The US dollar strengthened vs. most major currencies on speculation that demand for higher-yielding assets may fall. The dollar will look to continue to be a gauge on investor risk appetite as the appetite for risk moves opposite the dollar.
The euro weakened against the dollar as some economic data came in lower than expected. The ZEW Center for European Economic Research said that Eurozone expectations of economic growth had a reading of 51.8, lower than forecast at 58.0. In Germany, Europe's largest economy, economic confidence came in at 51.1, lower than the previous reading of 56.0.
Sterling fell against the dollar after Fitch Ratings said the UK's sovereign credit rating is the most at risk among top-rated nations. David Riley, Fitch's head of global sovereign ratings, said that the country needs the largest budget adjustment among countries it rates AAA. Standard and Poor's currently has a negative outlook on the country. The Office for National Statistics reported the biggest budget deficit for any September since records began in 1993. The deficit grew to 14.8 billion pounds from a deficit of 8.7 billion pounds a year earlier. House prices fell 4.1%, beating forecasts of a 4.9% fall.
The Japanese yen rose slightly against the dollar as investor risk appetite fell.
The Canadian dollar traded higher against the dollar as crude oil rose above $80 a barrel earlier in the session.

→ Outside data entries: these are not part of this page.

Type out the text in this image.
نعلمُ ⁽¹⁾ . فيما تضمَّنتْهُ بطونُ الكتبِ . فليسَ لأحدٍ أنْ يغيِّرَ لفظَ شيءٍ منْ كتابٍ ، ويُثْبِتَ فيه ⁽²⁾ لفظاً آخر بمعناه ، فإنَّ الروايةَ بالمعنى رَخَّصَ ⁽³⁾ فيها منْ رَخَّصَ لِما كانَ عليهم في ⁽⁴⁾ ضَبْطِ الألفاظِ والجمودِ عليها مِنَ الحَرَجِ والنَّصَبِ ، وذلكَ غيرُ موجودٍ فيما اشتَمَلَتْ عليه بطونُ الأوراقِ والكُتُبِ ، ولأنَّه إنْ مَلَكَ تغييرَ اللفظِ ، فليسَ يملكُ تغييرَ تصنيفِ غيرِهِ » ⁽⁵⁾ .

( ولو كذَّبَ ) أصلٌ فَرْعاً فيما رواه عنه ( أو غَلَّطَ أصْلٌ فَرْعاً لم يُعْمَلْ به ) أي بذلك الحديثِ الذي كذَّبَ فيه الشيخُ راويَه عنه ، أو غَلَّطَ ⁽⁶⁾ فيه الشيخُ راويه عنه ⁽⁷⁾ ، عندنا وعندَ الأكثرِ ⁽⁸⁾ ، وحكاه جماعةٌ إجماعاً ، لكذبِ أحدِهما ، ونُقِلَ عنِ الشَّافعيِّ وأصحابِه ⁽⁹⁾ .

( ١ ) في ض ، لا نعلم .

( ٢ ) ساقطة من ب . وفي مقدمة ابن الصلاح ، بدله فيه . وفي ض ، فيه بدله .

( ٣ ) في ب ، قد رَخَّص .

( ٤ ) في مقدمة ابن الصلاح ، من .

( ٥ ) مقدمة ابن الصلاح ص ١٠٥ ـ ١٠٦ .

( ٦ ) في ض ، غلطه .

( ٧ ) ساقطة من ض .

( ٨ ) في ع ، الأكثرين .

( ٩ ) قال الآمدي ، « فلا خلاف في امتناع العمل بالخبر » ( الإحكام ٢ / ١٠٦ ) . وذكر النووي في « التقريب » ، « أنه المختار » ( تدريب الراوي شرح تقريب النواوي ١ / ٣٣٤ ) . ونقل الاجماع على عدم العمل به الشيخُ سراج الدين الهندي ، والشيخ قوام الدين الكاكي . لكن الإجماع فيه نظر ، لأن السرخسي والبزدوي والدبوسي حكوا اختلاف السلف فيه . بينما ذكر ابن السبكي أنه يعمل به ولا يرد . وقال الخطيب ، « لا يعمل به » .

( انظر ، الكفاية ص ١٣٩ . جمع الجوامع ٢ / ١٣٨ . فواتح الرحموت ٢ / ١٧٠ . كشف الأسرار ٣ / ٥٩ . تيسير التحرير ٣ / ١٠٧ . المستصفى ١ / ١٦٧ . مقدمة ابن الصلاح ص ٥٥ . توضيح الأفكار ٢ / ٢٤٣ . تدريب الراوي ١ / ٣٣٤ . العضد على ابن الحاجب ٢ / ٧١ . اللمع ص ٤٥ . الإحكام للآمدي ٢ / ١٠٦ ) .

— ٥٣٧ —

The Australian and New Zealand dollars declined against the greenback as investors took profit from yesterday's strong gains. Business confidence in Australia rose to 16 in October, near its highest level in six years. With economic conditions continuing to improve, the Reserve Bank of Australia is expected to raise interest rates from 3.5%. Benchmark interest rates in New Zealand are currently 2.5%, making both currencies attractive against the dollar and yen whose countries have interest rates of 0-0.25% and 0.1% respectively.